Advantages to bilingualism or multilingualism
- Greater ability to communicate with all members of the family, including grandparents, or even family members who live in the family’s native country.
- Increased opportunity to develop a cultural identity and connect with the family’s heritage.
- Greater development of cognitive abilities which may result in better problem solving abilities and more creativity
- Increased ease of communication while travelling and more opportunities on a personal and professional level.
Learning two languages at the same time
It’s estimated that more children worldwide are growing up learning two languages than those who are learning only one language. No scientific study has ever shown that a young child’s brain is wired to learn only one language.

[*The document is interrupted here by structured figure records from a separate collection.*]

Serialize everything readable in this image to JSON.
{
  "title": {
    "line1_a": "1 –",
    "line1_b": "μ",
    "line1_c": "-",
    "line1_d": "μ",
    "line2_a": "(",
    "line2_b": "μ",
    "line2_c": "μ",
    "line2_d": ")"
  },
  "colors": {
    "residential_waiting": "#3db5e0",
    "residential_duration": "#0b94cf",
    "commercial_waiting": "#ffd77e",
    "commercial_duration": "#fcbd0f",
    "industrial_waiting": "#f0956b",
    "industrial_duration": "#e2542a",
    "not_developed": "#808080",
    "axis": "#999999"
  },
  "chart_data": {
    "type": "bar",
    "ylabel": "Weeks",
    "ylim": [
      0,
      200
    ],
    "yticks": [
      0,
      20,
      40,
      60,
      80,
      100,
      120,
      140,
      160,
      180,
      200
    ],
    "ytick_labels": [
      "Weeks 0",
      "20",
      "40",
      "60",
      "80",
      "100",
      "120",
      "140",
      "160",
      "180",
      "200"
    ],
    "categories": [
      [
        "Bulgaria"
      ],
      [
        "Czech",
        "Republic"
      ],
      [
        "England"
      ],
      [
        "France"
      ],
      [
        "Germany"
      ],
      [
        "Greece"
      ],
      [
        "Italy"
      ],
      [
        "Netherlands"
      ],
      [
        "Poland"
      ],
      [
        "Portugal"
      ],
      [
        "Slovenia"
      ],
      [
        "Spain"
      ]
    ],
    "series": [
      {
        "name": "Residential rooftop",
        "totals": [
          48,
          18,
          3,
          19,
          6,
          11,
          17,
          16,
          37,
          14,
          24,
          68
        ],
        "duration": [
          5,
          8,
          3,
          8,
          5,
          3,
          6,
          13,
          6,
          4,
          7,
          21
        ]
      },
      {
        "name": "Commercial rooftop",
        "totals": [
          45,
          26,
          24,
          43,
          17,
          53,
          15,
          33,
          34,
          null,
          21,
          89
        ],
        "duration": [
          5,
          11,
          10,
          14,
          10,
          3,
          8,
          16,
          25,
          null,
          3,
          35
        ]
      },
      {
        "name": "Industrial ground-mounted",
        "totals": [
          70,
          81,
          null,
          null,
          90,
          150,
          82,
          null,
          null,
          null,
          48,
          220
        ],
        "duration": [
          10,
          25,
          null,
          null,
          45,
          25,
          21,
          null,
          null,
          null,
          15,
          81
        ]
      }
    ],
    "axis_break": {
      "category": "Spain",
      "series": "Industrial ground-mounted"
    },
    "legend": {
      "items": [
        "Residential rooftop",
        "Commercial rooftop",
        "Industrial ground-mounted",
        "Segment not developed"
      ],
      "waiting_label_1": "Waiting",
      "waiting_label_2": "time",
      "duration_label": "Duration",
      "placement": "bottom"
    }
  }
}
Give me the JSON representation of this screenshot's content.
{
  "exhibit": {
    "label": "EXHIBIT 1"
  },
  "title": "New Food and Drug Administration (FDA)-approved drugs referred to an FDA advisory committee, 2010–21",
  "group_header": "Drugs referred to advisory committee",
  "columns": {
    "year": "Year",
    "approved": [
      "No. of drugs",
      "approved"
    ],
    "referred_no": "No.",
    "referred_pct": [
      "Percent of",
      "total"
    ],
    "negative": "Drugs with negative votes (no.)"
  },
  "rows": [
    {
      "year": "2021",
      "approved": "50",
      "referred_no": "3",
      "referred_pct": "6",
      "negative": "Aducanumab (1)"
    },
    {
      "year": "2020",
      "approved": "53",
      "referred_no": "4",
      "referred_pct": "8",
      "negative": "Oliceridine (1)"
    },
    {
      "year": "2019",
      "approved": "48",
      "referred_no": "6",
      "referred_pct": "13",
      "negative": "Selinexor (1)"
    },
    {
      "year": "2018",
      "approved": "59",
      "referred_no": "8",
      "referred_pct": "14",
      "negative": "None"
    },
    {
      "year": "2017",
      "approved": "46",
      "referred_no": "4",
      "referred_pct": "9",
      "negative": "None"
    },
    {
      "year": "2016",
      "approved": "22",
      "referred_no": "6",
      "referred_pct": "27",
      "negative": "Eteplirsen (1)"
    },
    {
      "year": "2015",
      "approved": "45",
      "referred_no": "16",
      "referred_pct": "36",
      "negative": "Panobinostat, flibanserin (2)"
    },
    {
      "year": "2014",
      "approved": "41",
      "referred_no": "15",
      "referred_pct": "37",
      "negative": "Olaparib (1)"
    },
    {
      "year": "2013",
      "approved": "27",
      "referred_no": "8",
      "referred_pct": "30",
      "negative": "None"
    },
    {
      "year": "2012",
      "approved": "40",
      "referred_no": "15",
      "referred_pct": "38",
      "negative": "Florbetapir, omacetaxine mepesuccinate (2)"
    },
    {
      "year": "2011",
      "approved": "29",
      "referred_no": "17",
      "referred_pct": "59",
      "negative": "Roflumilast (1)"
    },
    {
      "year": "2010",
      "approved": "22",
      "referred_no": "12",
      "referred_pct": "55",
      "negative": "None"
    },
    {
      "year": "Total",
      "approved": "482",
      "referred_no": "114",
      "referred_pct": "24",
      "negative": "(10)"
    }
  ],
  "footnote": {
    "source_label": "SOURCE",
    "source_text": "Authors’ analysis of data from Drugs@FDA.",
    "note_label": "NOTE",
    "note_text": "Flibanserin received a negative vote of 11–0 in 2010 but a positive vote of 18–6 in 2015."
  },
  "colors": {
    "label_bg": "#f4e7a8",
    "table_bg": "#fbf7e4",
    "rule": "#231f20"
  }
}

According to research, children who learn two languages simultaneously go through the same language-learning stages and progress at the same rate as children who learn only one language. For example, they begin to say their first words or first sentences within the same time frame.
It is true that there can sometimes be certain differences in bilingual language development. For instance, bilingual children may have a vocabulary that is a little more limited in each language. However, if we consider their total conceptual vocabulary (sum of vocabulary they know in either language), their vocabulary is similar to their peers.
Learning two languages does not cause confusion
There is no proof that young children who learn two languages at the same time get mixed up or confused. Children adapt according to the language spoken by the person with whom they’re interacting and are able to distinguish between the two languages. They sometimes use words from both languages in the same sentence. This phenomenon is called “code-mixing” and is a normal behavior for bilingual individuals. Bilingual adults often use “code-mixing” as well. When children “code-mix”, it is often because they don’t know the word in the language they’re speaking at that moment. By “code-mixing”, children find a way to complete their message. “Code-mixing” is not a sign of confusion, it suggests children are drawing on all the language resources they possess to get their message across. Research shows us that “code-mixing” is systematic and children typically follow appropriate grammatical rules.
Bilingualism is, without a doubt, an advantage both personally and professionally for an individual. If your child is lucky enough to be born into a bilingual or even trilingual family don’t worry about the myths surrounding learning more than one language at the same time. Your child will come out a winner no matter what!